Are you the type of person who panics if you enter a public restroom only to find there aren't any toilet seat liners left? What do you do? Do you sit down and hope for the best or do you squeeze your cheeks until you can find another restroom? If you think those toilet seat liners are helping prevent disease, I've got good and bad news for you.

First, the bad news. According to a recent article by the Huffington Post, toilet seat liners do little more than comfort the person using them. The good news is there isn't a whole lot you can catch from toilet seats. While they are indeed covered in the germs you've been worrying yourself sick about, your skin acts as an effective barrier between the germs and your body. Unless you have cuts or open sores, you're fairly-well protected as long as you wash your hands on the way out.

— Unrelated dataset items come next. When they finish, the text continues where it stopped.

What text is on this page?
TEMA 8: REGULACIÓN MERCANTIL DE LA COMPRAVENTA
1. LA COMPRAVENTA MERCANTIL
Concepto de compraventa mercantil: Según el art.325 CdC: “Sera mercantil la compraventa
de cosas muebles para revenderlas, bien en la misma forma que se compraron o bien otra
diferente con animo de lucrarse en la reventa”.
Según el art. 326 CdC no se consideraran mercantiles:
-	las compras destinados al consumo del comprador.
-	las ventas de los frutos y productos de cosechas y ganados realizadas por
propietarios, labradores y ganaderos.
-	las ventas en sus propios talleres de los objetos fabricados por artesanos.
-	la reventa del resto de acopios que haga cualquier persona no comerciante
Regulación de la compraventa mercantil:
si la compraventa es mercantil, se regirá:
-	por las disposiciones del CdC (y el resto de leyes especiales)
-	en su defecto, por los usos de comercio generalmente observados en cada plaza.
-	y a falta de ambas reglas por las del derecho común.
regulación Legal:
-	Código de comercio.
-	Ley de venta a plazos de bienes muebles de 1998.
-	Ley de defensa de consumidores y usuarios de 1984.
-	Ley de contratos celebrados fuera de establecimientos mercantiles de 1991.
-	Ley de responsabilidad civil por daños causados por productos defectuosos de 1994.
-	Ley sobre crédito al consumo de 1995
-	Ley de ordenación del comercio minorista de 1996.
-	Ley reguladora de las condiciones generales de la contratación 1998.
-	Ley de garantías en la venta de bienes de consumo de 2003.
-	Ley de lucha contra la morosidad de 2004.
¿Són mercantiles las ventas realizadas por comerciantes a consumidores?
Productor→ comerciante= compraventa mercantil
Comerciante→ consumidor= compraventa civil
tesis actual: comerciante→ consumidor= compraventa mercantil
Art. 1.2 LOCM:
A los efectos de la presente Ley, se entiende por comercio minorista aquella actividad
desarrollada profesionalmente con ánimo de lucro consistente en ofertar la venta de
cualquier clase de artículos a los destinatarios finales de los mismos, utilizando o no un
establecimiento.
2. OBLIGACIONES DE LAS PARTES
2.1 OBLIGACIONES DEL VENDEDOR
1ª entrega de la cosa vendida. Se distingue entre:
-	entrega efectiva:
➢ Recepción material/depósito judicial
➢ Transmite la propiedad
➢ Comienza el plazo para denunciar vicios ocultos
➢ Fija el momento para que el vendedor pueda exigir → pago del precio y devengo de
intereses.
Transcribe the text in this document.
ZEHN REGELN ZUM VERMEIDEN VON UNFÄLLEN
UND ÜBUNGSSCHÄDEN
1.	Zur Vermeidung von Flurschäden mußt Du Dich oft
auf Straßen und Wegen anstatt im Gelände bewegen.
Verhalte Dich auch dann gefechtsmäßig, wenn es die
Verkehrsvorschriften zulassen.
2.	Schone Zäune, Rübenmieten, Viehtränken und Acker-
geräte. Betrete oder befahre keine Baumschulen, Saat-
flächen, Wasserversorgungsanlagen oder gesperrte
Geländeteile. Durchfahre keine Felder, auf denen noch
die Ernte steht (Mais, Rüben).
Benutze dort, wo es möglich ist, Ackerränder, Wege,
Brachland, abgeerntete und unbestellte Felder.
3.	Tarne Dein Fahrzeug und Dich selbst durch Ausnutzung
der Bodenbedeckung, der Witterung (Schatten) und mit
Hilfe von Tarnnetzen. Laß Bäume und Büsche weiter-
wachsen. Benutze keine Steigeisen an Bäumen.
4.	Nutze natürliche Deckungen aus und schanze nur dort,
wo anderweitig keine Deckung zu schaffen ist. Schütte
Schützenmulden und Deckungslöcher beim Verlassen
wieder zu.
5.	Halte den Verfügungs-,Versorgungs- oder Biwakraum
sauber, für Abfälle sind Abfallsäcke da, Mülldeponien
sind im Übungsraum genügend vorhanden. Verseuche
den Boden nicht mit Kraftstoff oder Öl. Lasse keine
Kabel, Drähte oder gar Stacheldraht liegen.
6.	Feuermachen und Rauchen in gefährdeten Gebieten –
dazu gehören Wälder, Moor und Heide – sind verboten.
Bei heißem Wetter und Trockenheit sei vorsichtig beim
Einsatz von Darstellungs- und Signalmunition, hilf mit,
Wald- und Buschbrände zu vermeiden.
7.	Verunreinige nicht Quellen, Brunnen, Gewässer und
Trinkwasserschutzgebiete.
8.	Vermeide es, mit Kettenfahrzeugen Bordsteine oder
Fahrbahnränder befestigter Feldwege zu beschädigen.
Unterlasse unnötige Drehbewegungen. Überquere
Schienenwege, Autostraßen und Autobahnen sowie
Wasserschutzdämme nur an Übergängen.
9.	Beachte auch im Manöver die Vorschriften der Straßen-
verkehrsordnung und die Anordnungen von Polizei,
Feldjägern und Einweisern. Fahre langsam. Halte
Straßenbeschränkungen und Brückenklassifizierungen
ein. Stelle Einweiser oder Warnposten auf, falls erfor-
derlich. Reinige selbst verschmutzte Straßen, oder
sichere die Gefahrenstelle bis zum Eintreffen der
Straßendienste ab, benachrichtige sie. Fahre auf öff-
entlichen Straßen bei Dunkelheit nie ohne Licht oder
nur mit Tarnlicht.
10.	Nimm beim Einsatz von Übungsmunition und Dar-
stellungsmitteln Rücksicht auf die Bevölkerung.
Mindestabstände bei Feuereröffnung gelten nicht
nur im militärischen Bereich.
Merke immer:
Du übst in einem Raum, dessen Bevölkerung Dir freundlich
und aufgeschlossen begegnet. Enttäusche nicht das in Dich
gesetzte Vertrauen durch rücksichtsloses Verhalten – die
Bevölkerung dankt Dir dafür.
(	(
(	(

Most of us grew up hearing horror stories about the poor guy or gal who contracted herpes or syphilis or any of a number of STD's and diseases from sitting on a dirty public toilet seat. As it turns out, it's highly unlikely the toilet was the culprit, but it makes for an almost foolproof scapegoat...Until now. Herpes, HIV and most sexually transmitted diseases won't last long enough on a cold toilet seat to infect the next person who sits down and, even if they did, they would have to enter the body through a break in the skin or a mucous membrane like the rectum. I'm not going to go as far as to say it's never happened, but the odds are extremely low.

Besides, the toilet seat isn't even the dirtiest place in the restroom. According to an article by, the floor and the sanitary napkin disposal unit are the two dirtiest areas in the bathroom. Those of you who set your purse on the floor while you go are picking up far more germs than you would by sitting down on the seat. Not to mention the girl I recently saw set a half-unwrapped cheeseburger on the floor in the stall next to me while she went about her business and walked out of the restroom chomping down the burger. Now, that's a recipe for disaster!

If fact, the toilet seat ranked as one of the cleanest areas of the bathroom. It was cleaner than the surface of one of the reporter's desks that was tested.

Those looking to stay safe should wash their hands on the way out. You should also wash your computer keyboard once in a while. It's up to 7 times dirtier than those toilet seats you're scared of!